Het Noorse Ulver was nooit een band die voor één gat te vangen was. Debuteerden ze nog met black metal ('Bergtatt'), dan gingen ze vervolgens de akoestische toer op ('Kveldssanger'), maakten daarop aansluitend een van de rauwste en meest snijdende lo-fi lawaaiplaten ooit en gingen ze vervolgens zo veel experimenteren met verschillende muziekstijlen dat geen mens er nog een touw aan kon vastknopen. Dat wil echter niet zeggen als zou Ulver niet altijd de moeite waard zijn geweest om te ontdekken, integendeel. De drang naar experiment en een meer poppy/jazzy feel in de songs heeft geleid tot 'Wars of the Roses', een aangrijpend conceptalbum waar Ulver al zijn expressieve kanten etaleert.
De bandnaam zal hoogstwaarschijnlijk nog steeds metalfans lokken, maar met rauwe of harde muziek heeft dit album niets meer te maken. Opener 'February MMX' is een heerlijk drijvende popsong, compleet met zweverige vocalen en een rustige drive.

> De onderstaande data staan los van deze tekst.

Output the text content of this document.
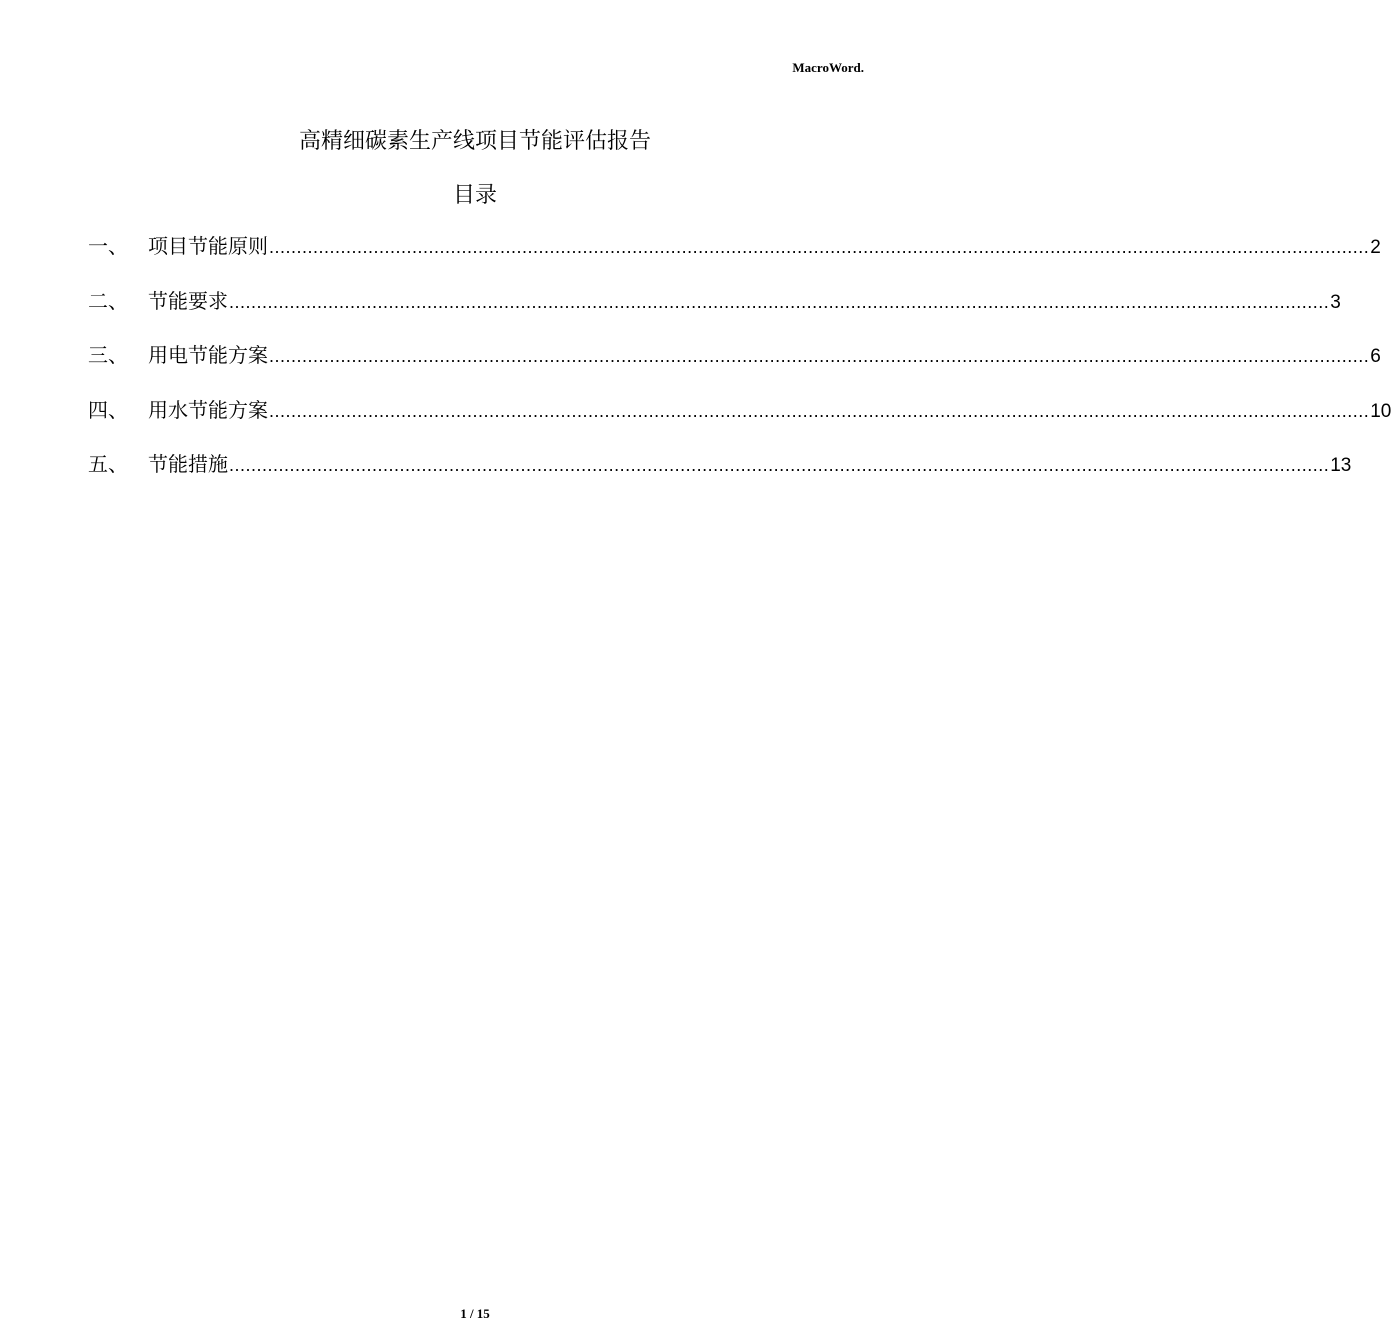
MacroWord.
高精细碳素生产线项目节能评估报告
目录
一、	项目节能原则 ........................................................................................................................................................................................................ 2
二、	节能要求 ........................................................................................................................................................................................................ 3
三、	用电节能方案 ........................................................................................................................................................................................................ 6
四、	用水节能方案 ........................................................................................................................................................................................................ 10
五、	节能措施 ........................................................................................................................................................................................................ 13
1 / 15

De gitaren zwellen af en aan en de ritmesectie is spaarzaam met accenten, maar des te doeltreffender in het neerleggen van een vlotte groove.
'Norwegian Gothic' is alvast een bijzonder apart beestje: het nummer is eerder een opgesmukte soundscape, die erg bizar overkomt bij een eerste luisterbeurt, maar die gaandeweg tastbaar wordt. Opgebouwd rond melancholische en zwartfluwelen toetsenpartijen, maakt het zijn titel waar, aangezien de desolaatheid van een noordelijk land gekoppeld wordt aan die pathos en drama die de Romantiek zo kenmerkte.
Daarna gaat Ulver geregeld een andere toer op, maar blijft steeds vasthouden aan dat etherische, iets dat ze overigens perfect beheersen. Vaak zijn de nummers bijna tot op het bot gestript van enige moeilijkheid, en toch vallen er zo veel dingen te ontdekken dat de rit doorlopend interessant blijft. Het is geen gemakkelijke opgave om een album zowel intricaat als toegankelijk te maken, maar de heren van Ulver slaan daar zonder al te veel poespas in.
Met 'Wars of the Roses' heeft dit combo opnieuw een bevreemdend en hoogst interessant plaatje afgeleverd, dat liefhebbers van experimentele muziek vast kan aanspreken. Het mag dan al aan de oppervlakte weinig experimenteel klinken, het geheel gaat dieper dan een oppervlakkige luisterbeurt laat merken. Ulver heeft dus opnieuw een ware ontdekkingstocht gemaakt, eentje die smaakt naar meer.